Picture: Let's give'em presents! This is a picture of a wedding in Hyderabad I attended while ago. All the people on stage are actually trying to give their presents to the newly-wed couple.
A friend from Malaysia of Indian decent will get married in August this year and she is so kind to share her elaborate preparations with me (thanks Rajini for explaining all to me)! As South Indian weddings are as much about the family and community as about the couple, the preparations entail astrologers as well as priests, parents and professional photographers. For the bride it is relatively simple as she only chooses her dress, the make-up, the jewellery and, together with her future husband, the rings. All the rest is organized and paid for by the two parents. For astrological reasons the wedding will take place on Friday the 31st of August. Here is what will happen:
27th of August the Nallungu ceremony will take place. The couple will separately receive the blessings by the elders in their respective parents’ houses.
On the 29th of August the engagement formalities will take place with the elders from both sides exchanging silver trays laden with fruits and the rings get exchanged. This will take place in a temple near their house. The priest will also bless the couple.
On Thursday the 30th of August the bride will leave the parent’s house to stay with her aunt until the wedding day. The wedding technically means that the girl gets given away by her family to the boy’s side. As the wedding is on a Friday and Fridays are “good” days in Hindu calendar, the bride is not supposed to leave her family on a Friday.
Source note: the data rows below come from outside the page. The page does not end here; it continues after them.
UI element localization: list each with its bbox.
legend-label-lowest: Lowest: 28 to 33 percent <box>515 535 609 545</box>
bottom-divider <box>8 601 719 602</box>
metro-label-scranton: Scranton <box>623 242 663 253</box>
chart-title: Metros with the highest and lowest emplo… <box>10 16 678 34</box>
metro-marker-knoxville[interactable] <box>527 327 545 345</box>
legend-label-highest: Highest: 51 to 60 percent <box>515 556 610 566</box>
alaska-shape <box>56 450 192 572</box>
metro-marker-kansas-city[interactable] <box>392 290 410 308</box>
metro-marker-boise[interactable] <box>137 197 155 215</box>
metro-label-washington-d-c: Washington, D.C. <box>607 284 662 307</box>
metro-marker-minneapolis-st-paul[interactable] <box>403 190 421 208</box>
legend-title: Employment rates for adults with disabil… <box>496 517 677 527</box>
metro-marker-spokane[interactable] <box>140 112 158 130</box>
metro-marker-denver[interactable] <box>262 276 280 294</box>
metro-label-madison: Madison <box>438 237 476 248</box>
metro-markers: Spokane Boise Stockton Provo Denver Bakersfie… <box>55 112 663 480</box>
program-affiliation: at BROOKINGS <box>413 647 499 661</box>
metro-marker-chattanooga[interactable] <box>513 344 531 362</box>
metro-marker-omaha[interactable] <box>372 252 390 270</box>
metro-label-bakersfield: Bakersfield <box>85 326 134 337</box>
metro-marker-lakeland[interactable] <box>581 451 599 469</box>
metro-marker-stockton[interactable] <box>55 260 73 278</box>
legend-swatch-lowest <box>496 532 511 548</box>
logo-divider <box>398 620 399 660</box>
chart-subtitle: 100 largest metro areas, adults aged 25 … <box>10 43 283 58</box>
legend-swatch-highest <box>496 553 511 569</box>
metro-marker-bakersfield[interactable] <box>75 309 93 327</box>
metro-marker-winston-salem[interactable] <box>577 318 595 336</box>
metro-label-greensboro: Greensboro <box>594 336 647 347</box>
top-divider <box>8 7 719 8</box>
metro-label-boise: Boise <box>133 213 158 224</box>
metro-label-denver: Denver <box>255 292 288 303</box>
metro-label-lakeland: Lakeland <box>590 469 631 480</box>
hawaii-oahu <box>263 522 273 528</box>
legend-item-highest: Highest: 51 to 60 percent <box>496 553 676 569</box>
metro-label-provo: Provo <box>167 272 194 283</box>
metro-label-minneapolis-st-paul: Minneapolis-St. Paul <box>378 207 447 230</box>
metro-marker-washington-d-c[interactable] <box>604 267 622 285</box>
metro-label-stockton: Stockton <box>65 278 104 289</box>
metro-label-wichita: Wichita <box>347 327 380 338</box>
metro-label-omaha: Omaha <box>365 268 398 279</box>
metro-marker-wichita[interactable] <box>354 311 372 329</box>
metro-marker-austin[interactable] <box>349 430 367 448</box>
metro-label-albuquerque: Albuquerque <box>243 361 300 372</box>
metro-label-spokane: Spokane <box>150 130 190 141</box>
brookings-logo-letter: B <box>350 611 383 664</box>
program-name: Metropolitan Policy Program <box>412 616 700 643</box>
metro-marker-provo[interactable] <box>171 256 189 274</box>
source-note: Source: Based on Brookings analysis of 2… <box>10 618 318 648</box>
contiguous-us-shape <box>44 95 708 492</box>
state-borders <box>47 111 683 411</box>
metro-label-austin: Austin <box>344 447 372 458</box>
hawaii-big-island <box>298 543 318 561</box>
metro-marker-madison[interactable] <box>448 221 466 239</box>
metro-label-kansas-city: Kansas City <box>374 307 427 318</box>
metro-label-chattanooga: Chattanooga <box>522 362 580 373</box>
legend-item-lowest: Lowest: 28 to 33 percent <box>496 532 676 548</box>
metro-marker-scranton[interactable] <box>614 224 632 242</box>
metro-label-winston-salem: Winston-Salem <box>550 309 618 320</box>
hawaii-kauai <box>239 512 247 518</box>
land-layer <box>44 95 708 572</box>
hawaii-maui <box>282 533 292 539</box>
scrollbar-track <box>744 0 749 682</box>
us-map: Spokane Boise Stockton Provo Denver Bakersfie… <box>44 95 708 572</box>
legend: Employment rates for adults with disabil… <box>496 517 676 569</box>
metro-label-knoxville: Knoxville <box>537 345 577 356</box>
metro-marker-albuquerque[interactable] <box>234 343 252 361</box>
The couple circumvents the problem in the bride returning before midnight to her aunt’s house (some couple stay in a honey-moon suite instead).
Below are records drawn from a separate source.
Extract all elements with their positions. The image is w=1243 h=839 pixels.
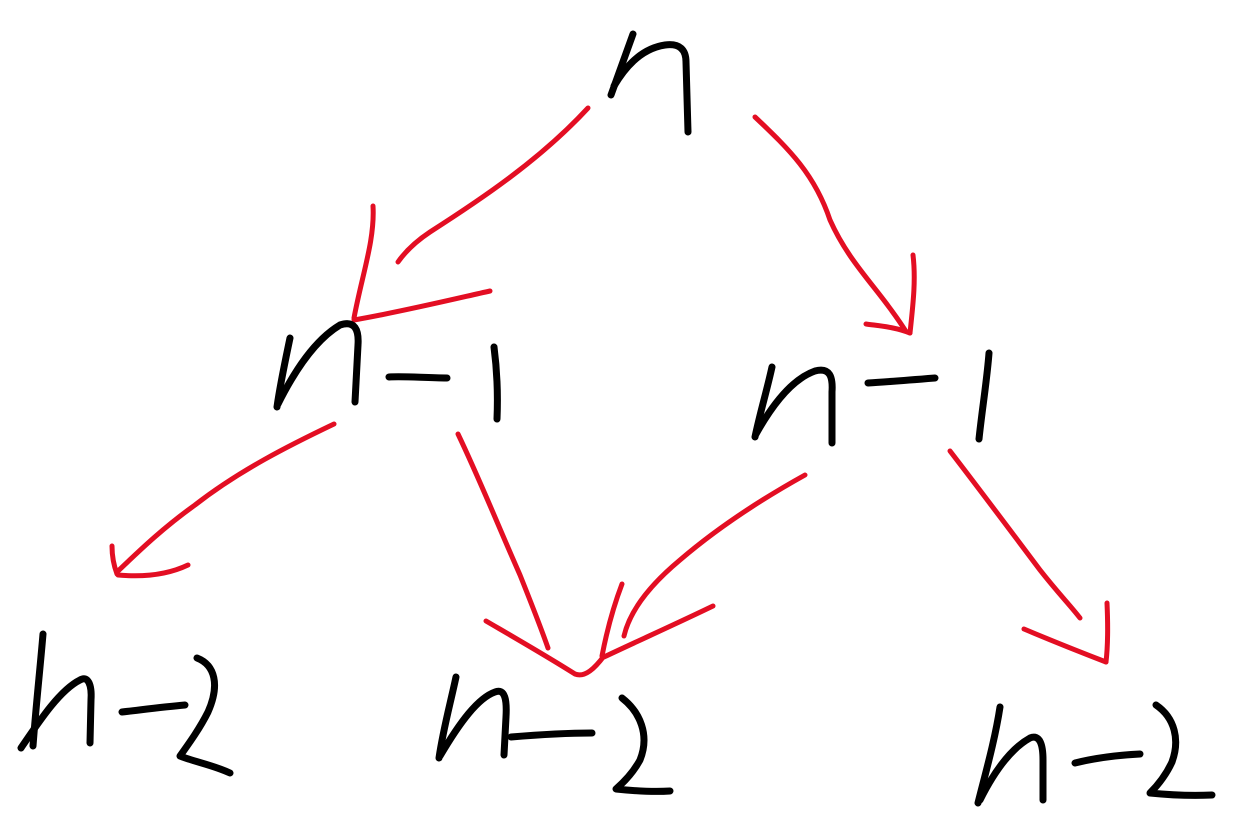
node-right-child: n-1 [751,349,993,447]
edge-root-to-left-child [351,105,591,323]
edge-left-child-to-left-left-grandchild [109,421,337,579]
node-shared-grandchild: n-2 [435,673,674,795]
node-left-left-grandchild: n-2 [17,630,234,777]
edge-right-child-to-right-right-grandchild [947,448,1111,665]
node-right-right-grandchild: n-2 [974,701,1216,807]
edge-left-child-to-shared-grandchild [455,431,607,678]
edge-right-child-to-shared-grandchild [599,472,808,660]
node-root: n [607,30,692,136]
node-left-child: n-1 [273,320,501,423]
edge-root-to-right-child [752,114,917,336]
Friday the 31st of August is the actual wedding day and it will last the whole day. The bride in full Indian regalia and decorated to the max. She will be picked up by the groom’s party and taken to the wedding hall (not a temple, mind you). The bride will be blessed in a ceremony called Saangiyam and it involves a coconut which is then used by a priest in a fire ceremony. The groom will receive a separate ceremony. And finally the couple gets reunited and the groom places the Thali (a pendant similar to Western wedding rings) around the bride’s neck. She is supposed to wear the rest of her life (and no such token for the hubby though). They will also place silver toe rings on each others toes. The ceremony will be followed by a sumptuous dinner (this being Asia , I really mean sumptuous, aka loooooots of food, yummy)!
After the dinner the day is not over yet for the couple as they go to the groom’s place and do another ceremony: the milk and fruit feeding ceremony. The bride will then rush before midnight back to her aunt’s house and stay there, alone, until Saturday (remember, Friday is an auspicious day in Hinduism and no staying together then. Tough luck, buddy!).
On the 1st of September the newly-wed couple will have dinner at her place and on the following day at his place. And this is when the bride will for the first time stay at his place, for good.
A lot of ceremony, huh, so stop worrying my sissy-boys and girls about your simple western weddings!